理数科で、文生には特に仲のいい友人が二人できた。
 
別の村の中学から来た木戸とは、中学時代に卓球の大会でよく顔を合わせていた。親しく会話を交わす仲ではなかったが、クラスメイトとして接してみると、下ネタも真面目な会話もそれなりに合わすことができるとわかり、文生はすぐに打ち解けた。すらりとした体型に面長色黒、物静かで適度に理知的な雰囲気を纏った木戸は、あまり目立たない存在ながらどの科目も常に平均点以上で、実に手堅かった。ここが共学校でなくてよかった、と文生は思った。木戸はそれなりに異性にもてるであろうから、文生は嫉妬に狂った高校生活を送っていたかもしれない。
 
邦楽ロックが好きな点も、文生との共通点だった。ブランキ―・ジェット・シティやミッシェルガン・エレファントの話題で盛り上がれるのはクラスで木戸だけだった。木戸は海外の有名なバンドも教えてくれて、時折りCDも貸してくれた。ただ、文生は一度も聴かなかった。一度、木戸から「君ってやつはほんとに頑固だなあ」と半ば飽きられたが、人から薦められると途端に興味を失くす面倒な性質が文生にはあった。
 
 
もう一人は野田と言った。丸顔に大きな目玉に天然パーマ、でも話してみると大人びた落ち着いた口調の野田は、木戸と同じ中学出身で、ダジャレや下ネタの点ではむしろこちらのほうが文生とは馬が合った。おまけに野田も劣等生の部類に入っていた。中学時代に無線の免許を取得したという野田は、機器いじりは好きだが物理と数学がからっきしという屈折ぶりだった。
 
木戸も野田も、文生と同じく理系志望だった。木戸は東北大の機械工学が第一志望、野田は東京の秋葉原周辺で情報通信系の学科がある大学ならどこでもOKという大雑把なスタンスだった。
 
 
翌春、文生の二年進級と同時にH高は共学となり、下の学年に女子が入ってきた。県内の男女別学の進学校が徐々に共学していく話は前々からあった。部活をやらない文生には、後輩との接点がない。共学になったからと言って高校生活に新たな彩りが加わることはなかったが、中学以来ひさびさに見る女子たちは思いのほか柔らかく華やかなオーラを放ち、妙にいきいきとしてまぶしい生き物に見えた。男だけのクラスは確かに気楽だったが、異性と一緒に高校生活を送れる一年生男子がうらやましくもあり、自分には遠い世界の出来事のように思われた。

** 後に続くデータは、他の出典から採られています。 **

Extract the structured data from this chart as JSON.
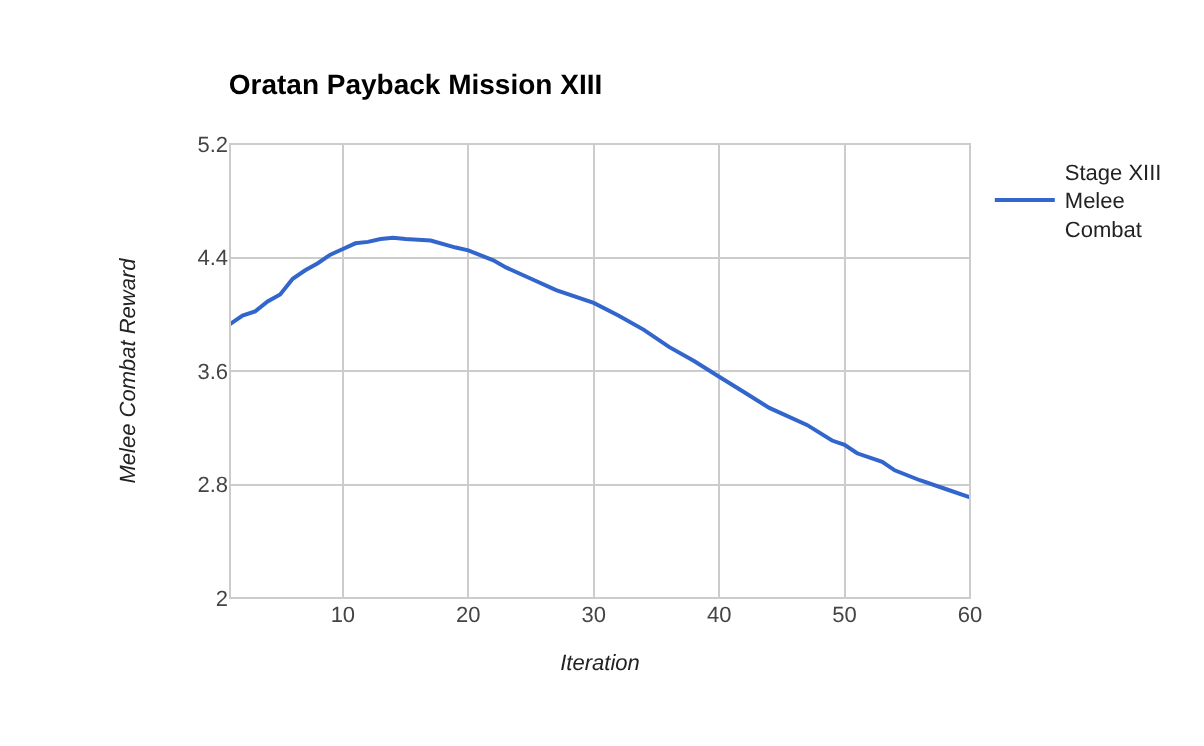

二年になり、理数科の生徒も理系と文系に分かれた。理科と数学にまったく歯が立たない分際で、文生は迷わず理系を選んだ。とにかく、理系に憧れていた。数学だけでなく英語も出来は悪く、さらに駄目だったのが化学で、進級が危ぶまれるほどのレベルだった。

H高では、中間考査と期末考査の平均点が30点を切ると追試を受けさせられた。いわゆる赤点である。追試で50点を切ると留年が決定する。理数科の生徒のほとんどにとっては無縁の世界――と高をくくっていた文生自身が化学でついに赤点をとったのは、二年生の一学期のことだった。

なにしろ授業がまったく理解できなかった。化学反応を表現した数式が、文生にはただの文字列にしか見えなかった。